(Reuters) - Chinese ride-hailing giant Didi Global Inc shares were set to open more than 14% higher in their New York Stock Exchange debut on Wednesday, valuing the SoftBank-backed company at more than $77 billion.
At 11:25 a.m. ET, Didi shares were indicated to open between $15.5 and $16, compared with the initial public offering price of $14 per share.
Didi priced an upsized offering of 316.8 million American Depositary Shares at the upper end of its $13 to $14 range, raising $4.4 billion.
Its listing in New York will be the biggest U.S. share sale by a Chinese company since Alibaba raised $25 billion in 2014.
The biggest Chinese listing in the United States so far this year was Full Truck Alliance, often referred to as "Uber for trucks", which raised $1.6 billion.
Didi, which is also backed by technology investment giants Alibaba, Tencent and Uber, was founded in 2012 by Cheng Wei as Didi Dache, a taxi-hailing app.
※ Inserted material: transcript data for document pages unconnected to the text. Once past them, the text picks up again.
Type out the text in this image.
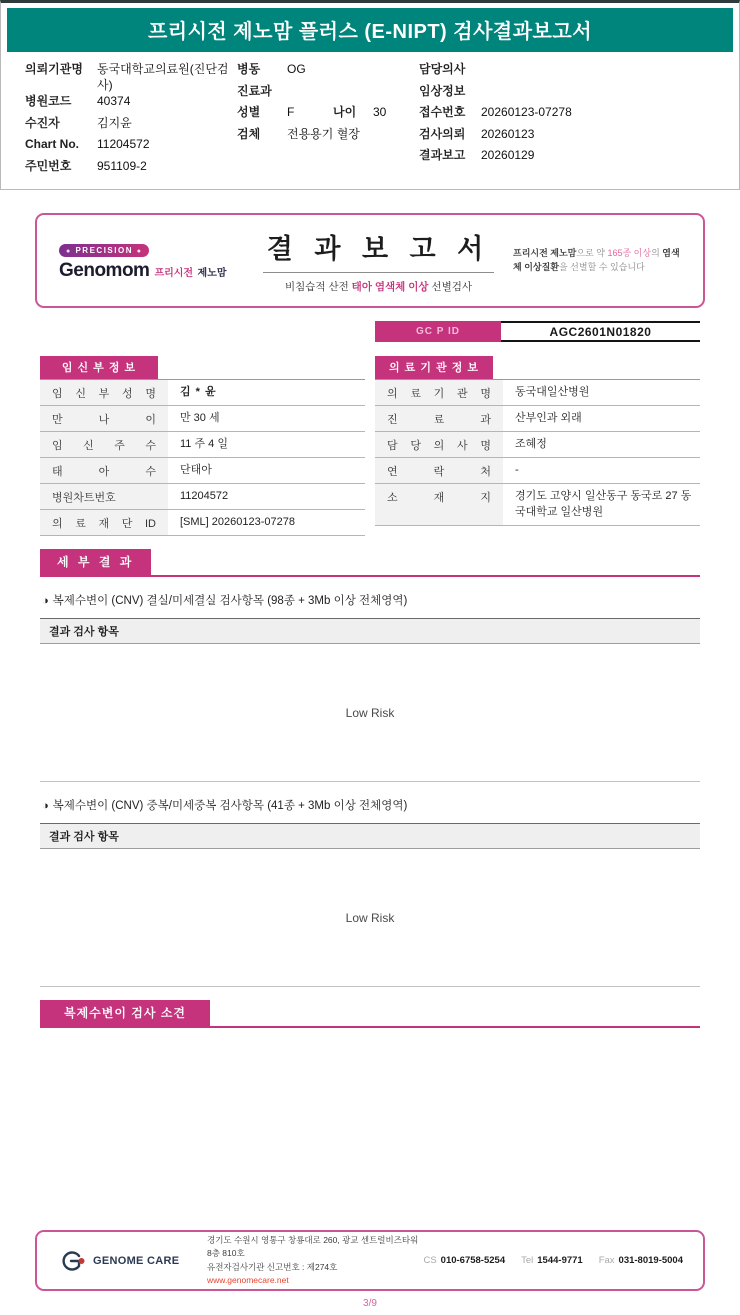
프리시전 제노맘 플러스 (E-NIPT) 검사결과보고서
의뢰기관명	동국대학교의료원(진단검사)
병원코드	40374
수진자	김지윤
Chart No.	11204572
주민번호	951109-2
병동	OG
진료과
성별	F	나이	30
검체	전용용기 혈장
담당의사
임상정보
접수번호	20260123-07278
검사의뢰	20260123
결과보고	20260129
● PRECISION ●
Genomom 프리시전 제노맘
결 과 보 고 서
비침습적 산전 태아 염색체 이상 선별검사
프리시전 제노맘으로 약 165종 이상의 염색체 이상질환을 선별할 수 있습니다
GC P ID	AGC2601N01820
임 신 부 정 보
임 신 부 성 명	김 * 윤
만 나 이	만 30 세
임 신 주 수	11 주 4 일
태 아 수	단태아
병원차트번호	11204572
의 료 재 단 ID	[SML] 20260123-07278
의 료 기 관 정 보
의 료 기 관 명	동국대일산병원
진 료 과	산부인과 외래
담 당 의 사 명	조혜정
연 락 처	-
소 재 지	경기도 고양시 일산동구 동국로 27 동국대학교 일산병원
세 부 결 과
◑ 복제수변이 (CNV) 결실/미세결실 검사항목 (98종 + 3Mb 이상 전체영역)
결과 검사 항목
Low Risk
◑ 복제수변이 (CNV) 중복/미세중복 검사항목 (41종 + 3Mb 이상 전체영역)
결과 검사 항목
Low Risk
복제수변이 검사 소견
GENOME CARE
경기도 수원시 영통구 창룡대로 260, 광교 센트럴비즈타워 8층 810호
유전자검사기관 신고번호 : 제274호
www.genomecare.net
CS 010-6758-5254 Tel 1544-9771 Fax 031-8019-5004
3/9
It merged with peer Kuaidi Dache and became Didi Kuaidi, later renamed Didi Chuxing.
Didi, the world's largest mobility-technology platform, went on to buy rival Uber's China business in 2016 and the San Francisco-based company now holds 12% stake in it.
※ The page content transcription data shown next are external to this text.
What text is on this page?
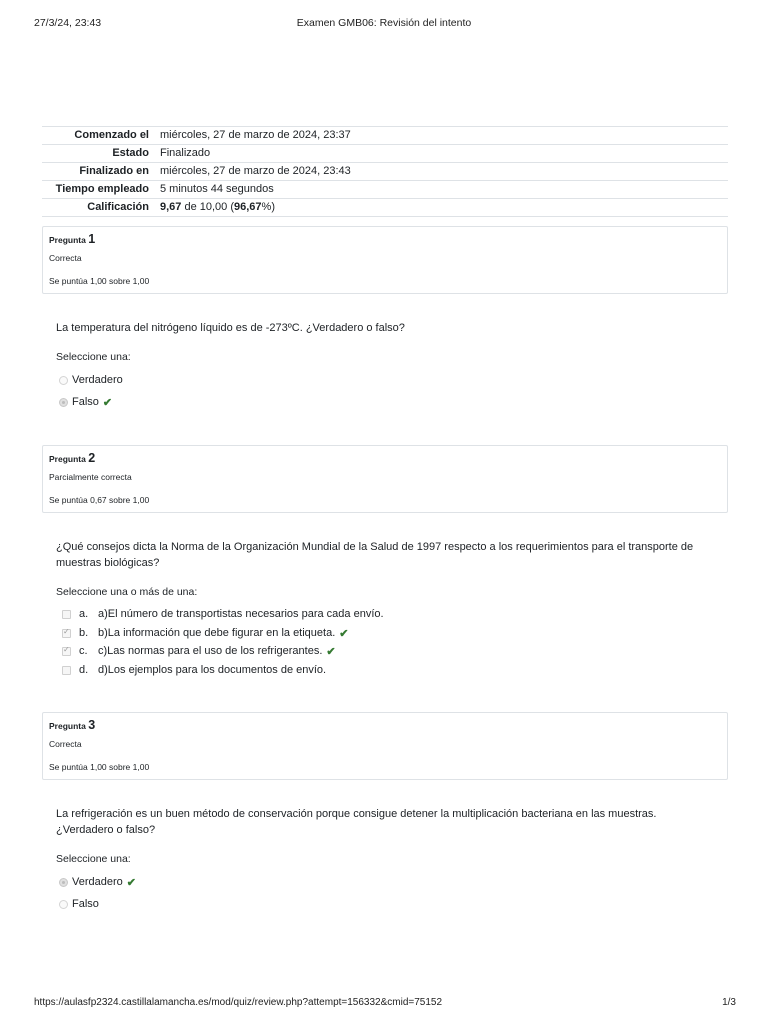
27/3/24, 23:43	Examen GMB06: Revisión del intento
Comenzado el	miércoles, 27 de marzo de 2024, 23:37
Estado	Finalizado
Finalizado en	miércoles, 27 de marzo de 2024, 23:43
Tiempo empleado	5 minutos 44 segundos
Calificación	9,67 de 10,00 (96,67%)
Pregunta 1
Correcta
Se puntúa 1,00 sobre 1,00
La temperatura del nitrógeno líquido es de -273ºC. ¿Verdadero o falso?
Seleccione una:
Verdadero
Falso ✔
Pregunta 2
Parcialmente correcta
Se puntúa 0,67 sobre 1,00
¿Qué consejos dicta la Norma de la Organización Mundial de la Salud de 1997 respecto a los requerimientos para el transporte de muestras biológicas?
Seleccione una o más de una:
a. a)El número de transportistas necesarios para cada envío.
✓
b. b)La información que debe figurar en la etiqueta. ✔
✓
c. c)Las normas para el uso de los refrigerantes. ✔
d. d)Los ejemplos para los documentos de envío.
Pregunta 3
Correcta
Se puntúa 1,00 sobre 1,00
La refrigeración es un buen método de conservación porque consigue detener la multiplicación bacteriana en las muestras. ¿Verdadero o falso?
Seleccione una:
Verdadero ✔
Falso
https://aulasfp2324.castillalamancha.es/mod/quiz/review.php?attempt=156332&cmid=75152	1/3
In 2018, Didi said it would invest $1 billion in its auto services business, part of a larger unit rebranding. It has also invested heavily to expand its core business outside its home market by either pouring money in local partners or launching their services.
It currently operates in 4,000 locations across 16 countries and has more than 490 million annual active users, according to a recent regulatory filing.
Didi's listing also makes it the latest Chinese firm to tap U.S. capital markets even as tensions between Washington and Beijing continue.